Certaines entreprises françaises ont fait face à des pertes d’exploitation colossales pendant le confinement. Les assurances “pertes d’exploitation” ne couvraient qu’une petite partie d’entre elles. Mais le bras de fer entre les commerçants et les assureurs ne fait sans doute que commencer…
Le confinement faisant suite à la pandémie de Covid-19 a frappé de plein fouet les entreprises françaises. Dans certains secteurs d’activité, les pertes d’exploitation ont été considérables. Or, la plupart des entreprises disposaient d’une assurance couvrant ces pertes en cas de fermeture subie. Mais, dès le début de la crise, les assureurs ont collectivement déclaré qu’aucun de ces contrats ne couvraient le risque d’une pandémie.
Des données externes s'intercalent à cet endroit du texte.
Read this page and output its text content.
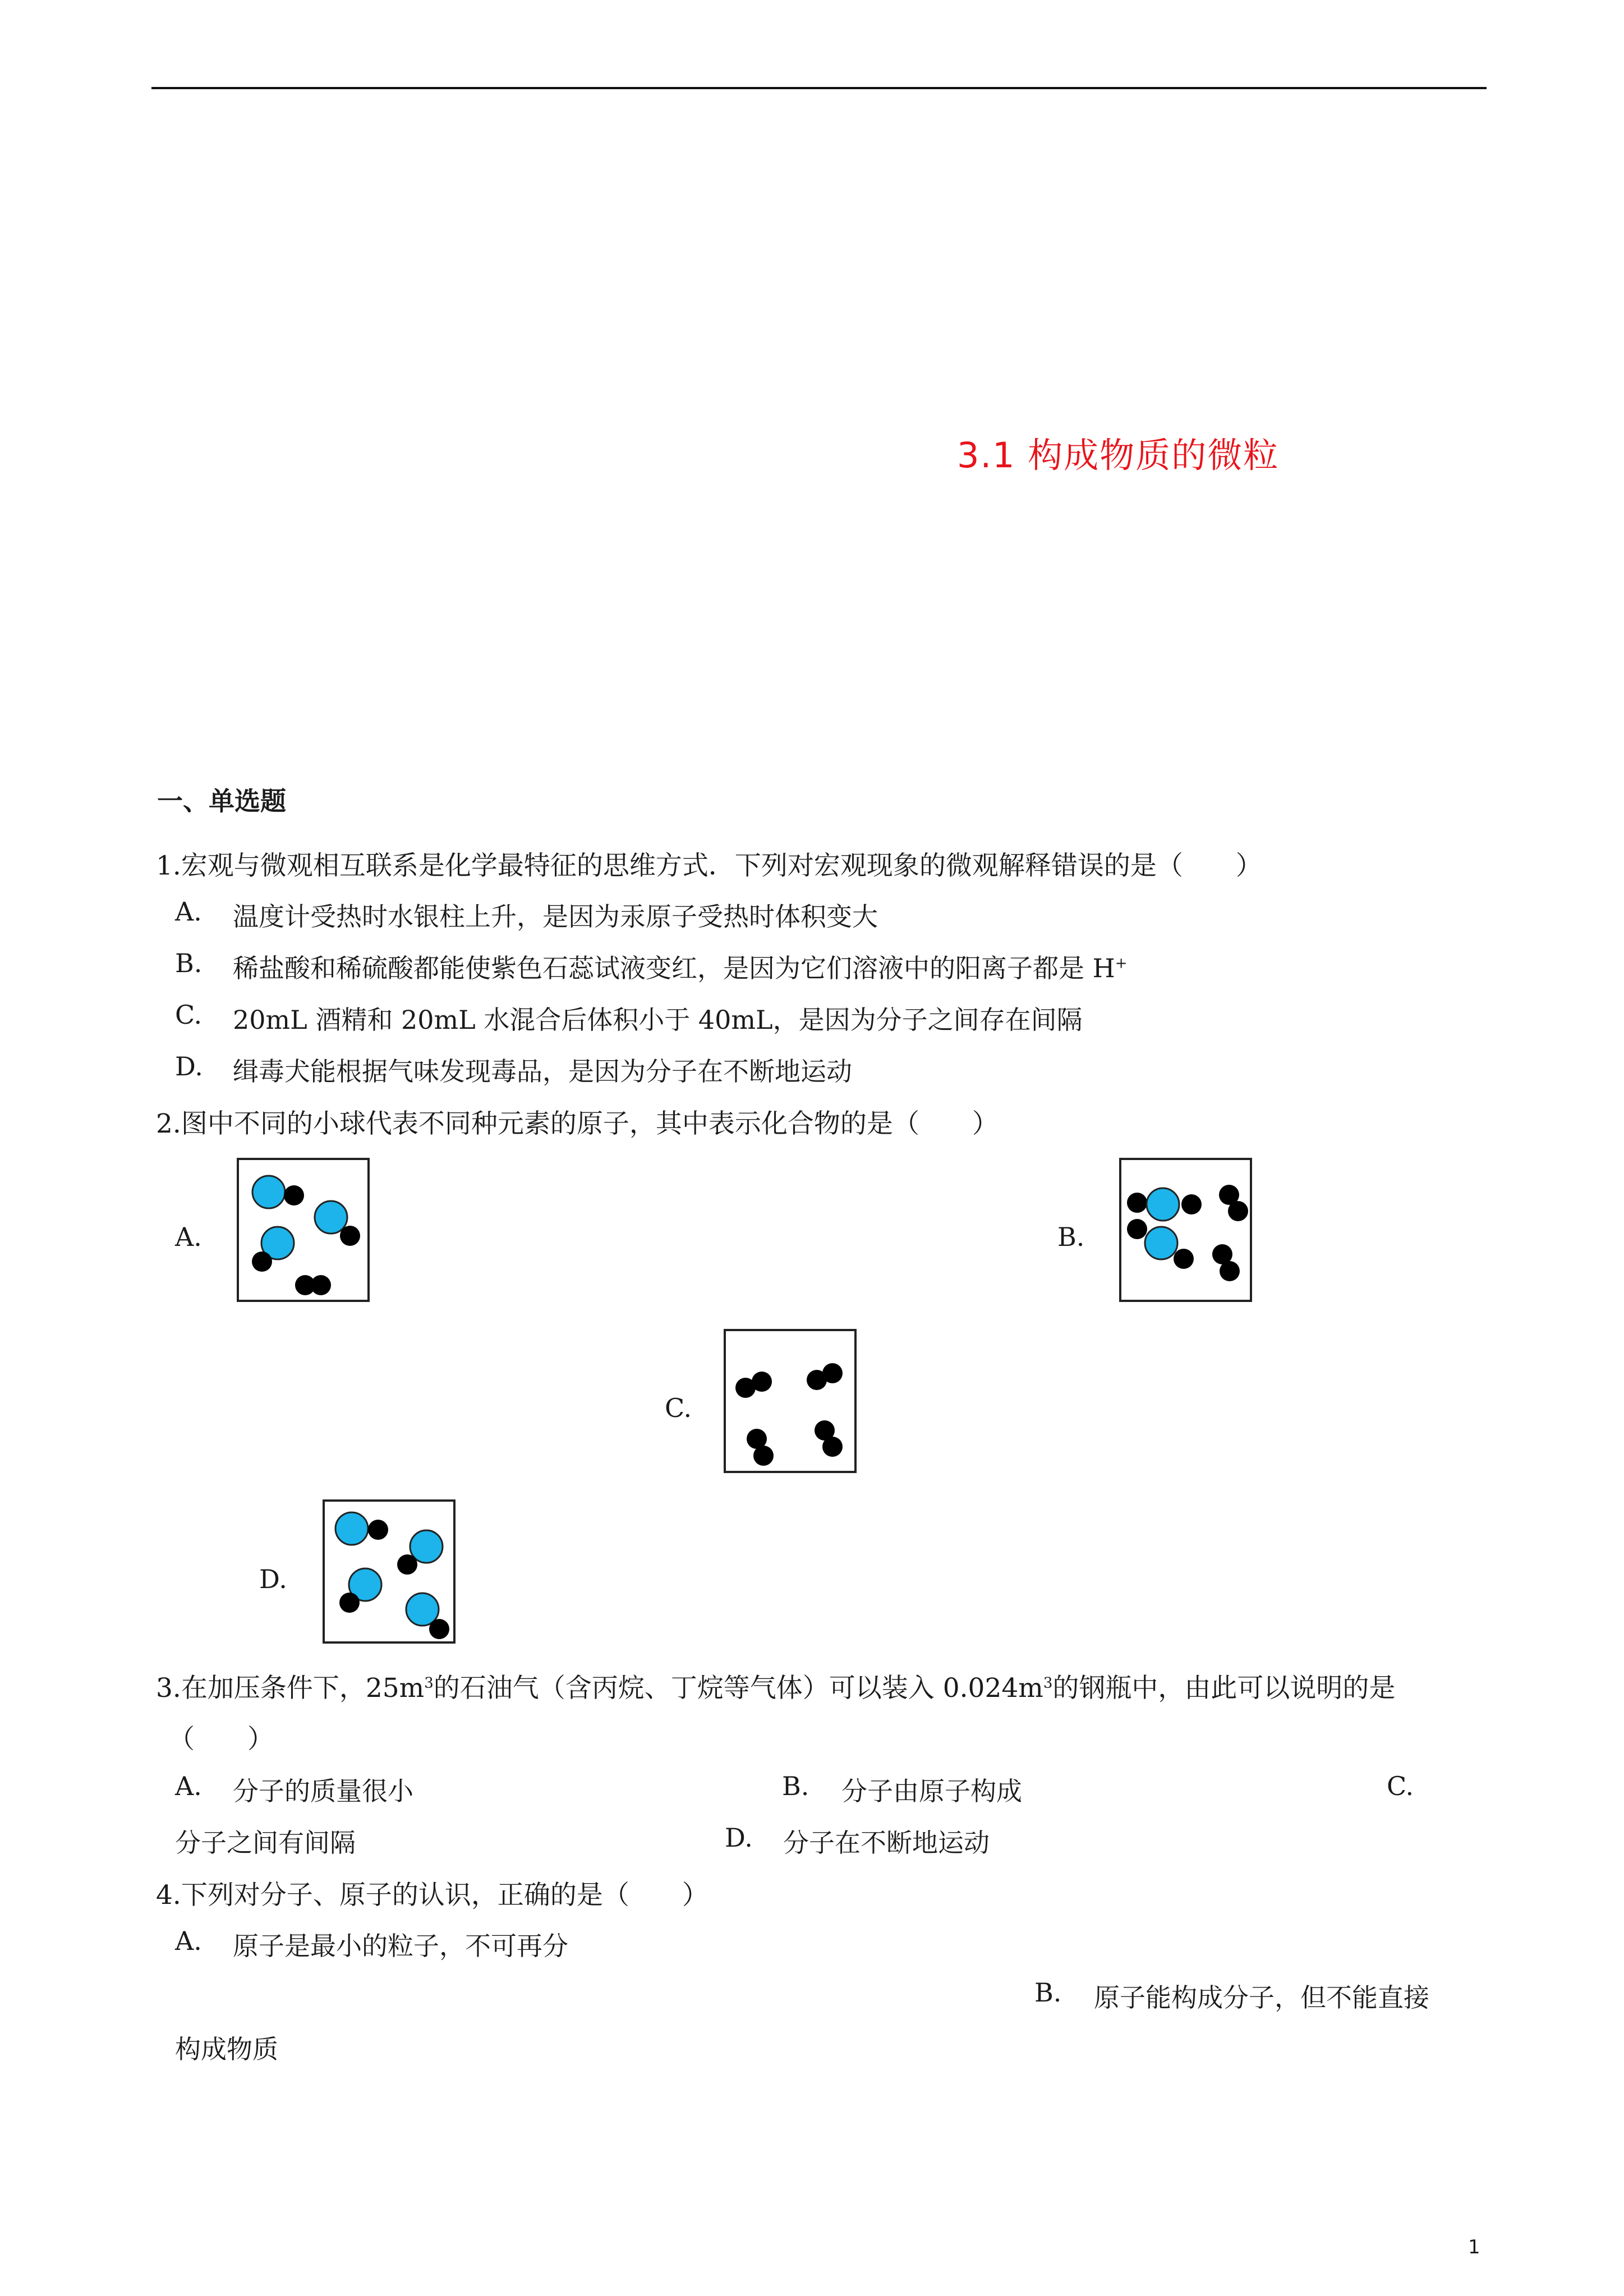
3.1 构成物质的微粒
一、单选题
1.宏观与微观相互联系是化学最特征的思维方式．下列对宏观现象的微观解释错误的是（　　）
A. 温度计受热时水银柱上升，是因为汞原子受热时体积变大
B. 稀盐酸和稀硫酸都能使紫色石蕊试液变红，是因为它们溶液中的阳离子都是 H+
C. 20mL 酒精和 20mL 水混合后体积小于 40mL，是因为分子之间存在间隔
D. 缉毒犬能根据气味发现毒品，是因为分子在不断地运动
2.图中不同的小球代表不同种元素的原子，其中表示化合物的是（　　）
A.	B.
C.
D.
3.在加压条件下，$25m^3$的石油气（含丙烷、丁烷等气体）可以装入 $0.024m^3$的钢瓶中，由此可以说明的是
（　　）
A. 分子的质量很小	B. 分子由原子构成	C.
分子之间有间隔	D. 分子在不断地运动
4.下列对分子、原子的认识，正确的是（　　）
A. 原子是最小的粒子，不可再分
B. 原子能构成分子，但不能直接
构成物质
1
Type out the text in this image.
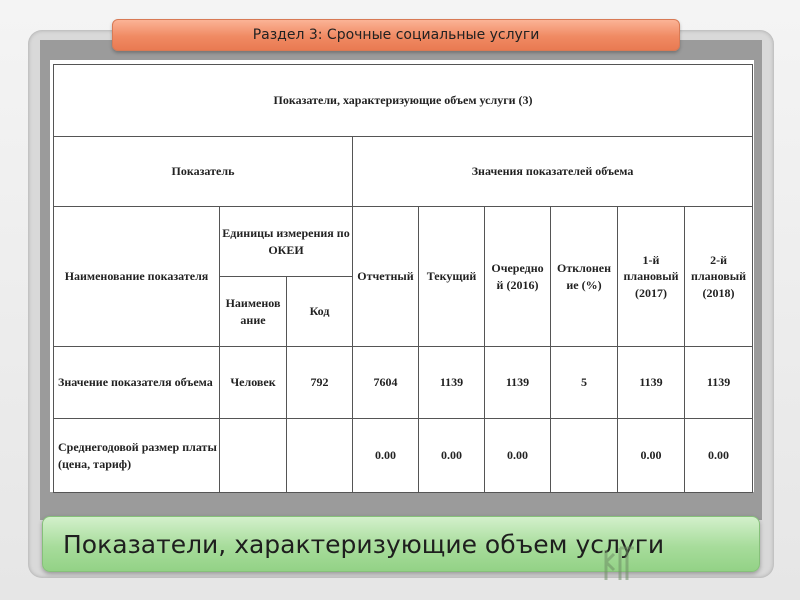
Показатели, характеризующие объем услуги (3)								
Показатель			Значения показателей объема					
Наименование показателя	Единицы измерения по ОКЕИ		Отчетный	Текущий	Очередно й (2016)	Отклонен ие (%)	1-й плановый (2017)	2-й плановый (2018)
	Наименов ание	Код						
Значение показателя объема	Человек	792	7604	1139	1139	5	1139	1139
Среднегодовой размер платы (цена, тариф)			0.00	0.00	0.00		0.00	0.00
Раздел 3: Срочные социальные услуги
Показатели, характеризующие объем услуги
Oui, certains contrats “pertes d’exploitation” couvrent bien le risque d’une pandémie !
A l’analyse, cette affirmation a semblé exagéré. La majorité des contrats pertes d’exploitation nécessitent certes un dommage matériel pour justifier une indemnisation. Mais certains contrats, assez rares, offrent une garantie pertes d’exploitation sans dommage. Ils couvrent ainsi les fermetures administratives, et donc les effets du confinement.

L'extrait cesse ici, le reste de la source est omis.